In the UK, there are over 40,000 childhood cancer survivors (CCS); this figure grows approximately 1300 annually. Two-thirds are at risk of developing serious disabling or life-threatening conditions due to adverse late effects of the cancer or treatment received in childhood. Life-long, follow-up care for the surveillance and management of late effects is recommended. This study explored CCS’ views and experiences of long-term follow-up (LTFU) care within a cancer centre.
Paper questionnaires (n = 113) and qualitative interviews (n = 13).

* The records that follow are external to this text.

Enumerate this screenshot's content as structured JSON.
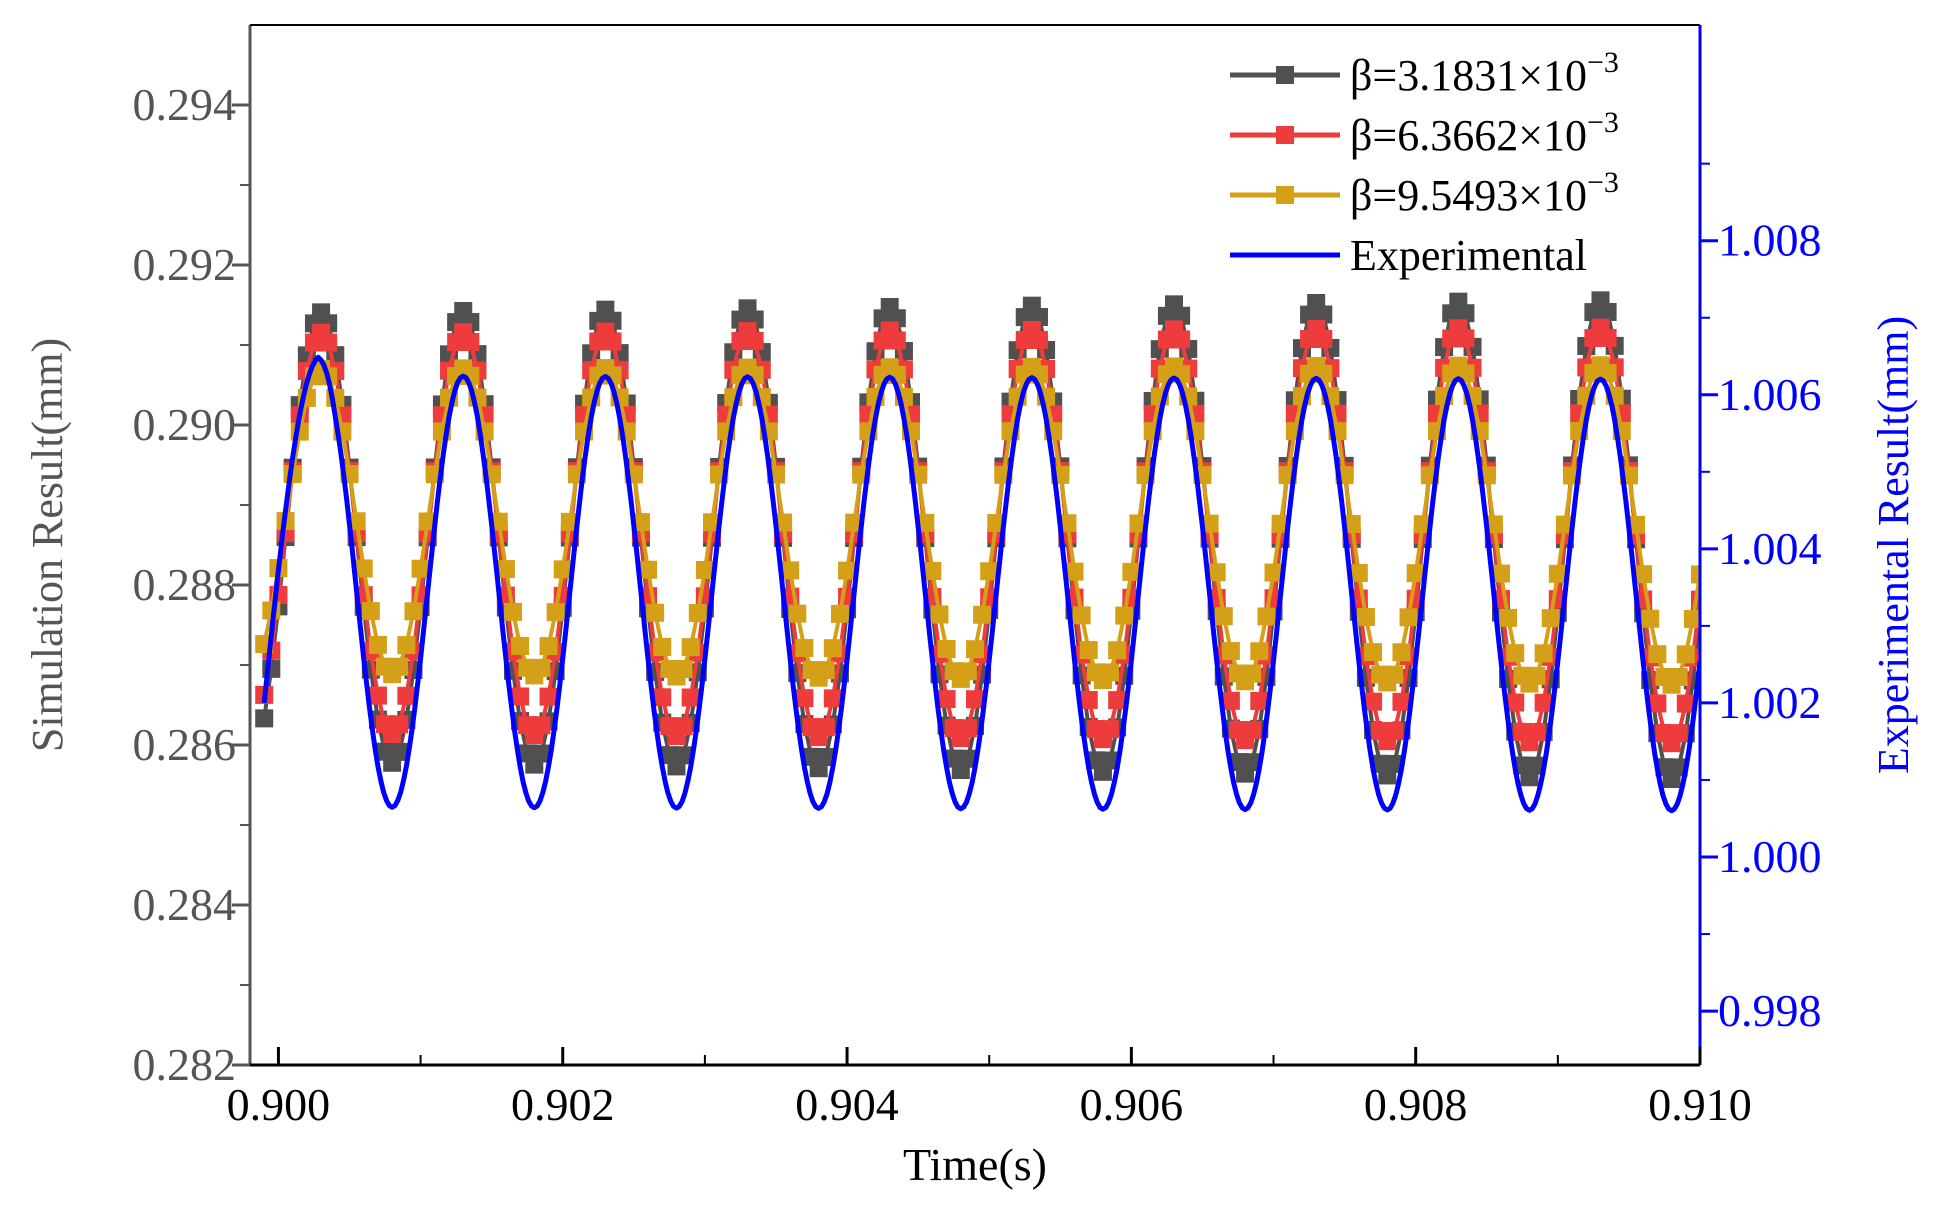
{
  "chart_data": {
    "type": "line",
    "xlabel": "Time(s)",
    "ylabel_left": "Simulation Result(mm)",
    "ylabel_right": "Experimental Result(mm)",
    "xlim": [
      0.8998,
      0.91
    ],
    "ylim_left": [
      0.282,
      0.295
    ],
    "ylim_right": [
      0.9973,
      1.0108
    ],
    "x_ticks": [
      0.9,
      0.902,
      0.904,
      0.906,
      0.908,
      0.91
    ],
    "x_tick_labels": [
      "0.900",
      "0.902",
      "0.904",
      "0.906",
      "0.908",
      "0.910"
    ],
    "y_left_ticks": [
      0.282,
      0.284,
      0.286,
      0.288,
      0.29,
      0.292,
      0.294
    ],
    "y_left_tick_labels": [
      "0.282",
      "0.284",
      "0.286",
      "0.288",
      "0.290",
      "0.292",
      "0.294"
    ],
    "y_right_ticks": [
      0.998,
      1.0,
      1.002,
      1.004,
      1.006,
      1.008
    ],
    "y_right_tick_labels": [
      "0.998",
      "1.000",
      "1.002",
      "1.004",
      "1.006",
      "1.008"
    ],
    "legend": {
      "position": "top-right",
      "entries": [
        {
          "prefix": "β=3.1831×10",
          "exp": "−3",
          "series": 0
        },
        {
          "prefix": "β=6.3662×10",
          "exp": "−3",
          "series": 1
        },
        {
          "prefix": "β=9.5493×10",
          "exp": "−3",
          "series": 2
        },
        {
          "prefix": "Experimental",
          "exp": "",
          "series": 3
        }
      ]
    },
    "series": [
      {
        "name": "β=3.1831×10⁻³",
        "axis": "left",
        "color": "#505050",
        "marker": "square",
        "waveform": {
          "period": 0.001,
          "peak_time": 0.9003,
          "mean": 0.2886,
          "amp_start": 0.0028,
          "amp_end": 0.003,
          "mean_drift": -3e-05
        }
      },
      {
        "name": "β=6.3662×10⁻³",
        "axis": "left",
        "color": "#ee3b3b",
        "marker": "square",
        "waveform": {
          "period": 0.001,
          "peak_time": 0.9003,
          "mean": 0.28865,
          "amp_start": 0.0025,
          "amp_end": 0.0026,
          "mean_drift": -3e-05
        }
      },
      {
        "name": "β=9.5493×10⁻³",
        "axis": "left",
        "color": "#d4a017",
        "marker": "square",
        "waveform": {
          "period": 0.001,
          "peak_time": 0.9003,
          "mean": 0.2888,
          "amp_start": 0.0019,
          "amp_end": 0.002,
          "mean_drift": -5e-05
        }
      },
      {
        "name": "Experimental",
        "axis": "right",
        "color": "#0000ff",
        "marker": "none",
        "waveform": {
          "period": 0.001,
          "peak_time": 0.9003,
          "mean": 1.00345,
          "amp_start": 0.0028,
          "amp_end": 0.0028,
          "mean_drift": -5e-05
        },
        "sample_points": [
          {
            "x": 0.8999,
            "y": 1.002
          },
          {
            "x": 0.9003,
            "y": 1.0065
          },
          {
            "x": 0.9008,
            "y": 1.001
          },
          {
            "x": 0.9013,
            "y": 1.0063
          },
          {
            "x": 0.9018,
            "y": 1.0007
          },
          {
            "x": 0.9023,
            "y": 1.0063
          },
          {
            "x": 0.9028,
            "y": 1.0007
          },
          {
            "x": 0.9033,
            "y": 1.0062
          },
          {
            "x": 0.9038,
            "y": 1.0007
          },
          {
            "x": 0.9043,
            "y": 1.0062
          },
          {
            "x": 0.9048,
            "y": 1.0006
          },
          {
            "x": 0.9053,
            "y": 1.0062
          },
          {
            "x": 0.9058,
            "y": 1.0008
          },
          {
            "x": 0.9063,
            "y": 1.0062
          },
          {
            "x": 0.9068,
            "y": 1.0008
          },
          {
            "x": 0.9073,
            "y": 1.0062
          },
          {
            "x": 0.9078,
            "y": 1.0006
          },
          {
            "x": 0.9083,
            "y": 1.0062
          },
          {
            "x": 0.9088,
            "y": 1.0006
          },
          {
            "x": 0.9093,
            "y": 1.0062
          },
          {
            "x": 0.9098,
            "y": 1.0005
          },
          {
            "x": 0.91,
            "y": 1.003
          }
        ]
      }
    ],
    "colors": {
      "left_axis": "#555555",
      "right_axis": "#0000ff",
      "x_axis": "#000000"
    }
  }
}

The majority (n = 83, 80%) of CCS reported being satisfied with their LTFU care and felt that it was important to attend long-term survivorship follow-up (n = 97, 86%). However, some were not well informed about their cancer treatment history, purpose for attending the clinic or the potential for late effects. Barriers associated with LTFU included; provision of information, lack of interpersonal relationships, practical and logistic challenges.

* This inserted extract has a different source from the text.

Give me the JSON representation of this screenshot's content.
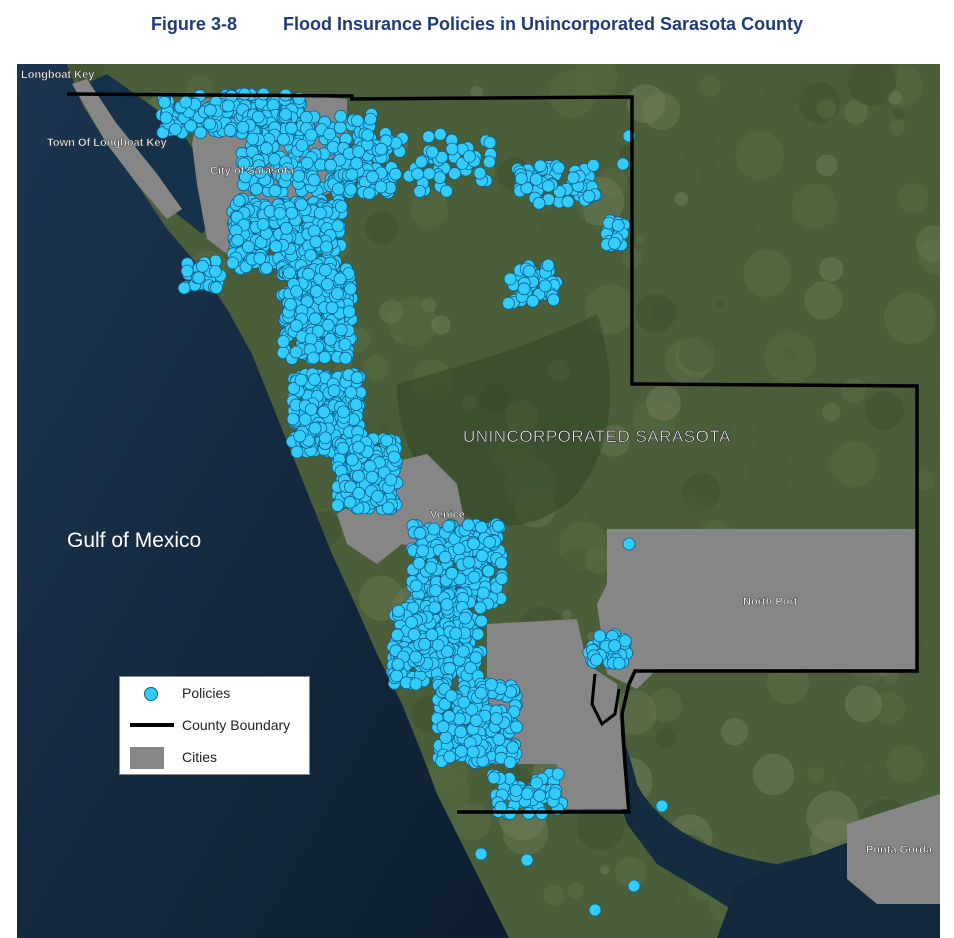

Barriers identified can be addressed through strategies including provision of verbal and written information and care plans to increase CCS’ knowledge of their cancer history, risk of late effects and the purpose of LTFU care, both at transition and throughout their survivorship journey; patient-centred services that enhance patient choice and flexibility of access to multiple specialities; and use of risk stratified pathways to encourage supported self-management based on cancer type, co-morbidity, and level of professional involvement required. Improving regular provision of information at critical time-points, and exploring a flexible, patient-centred delivery of LFTU care based on risk, could increase attendance and self-management in CCS.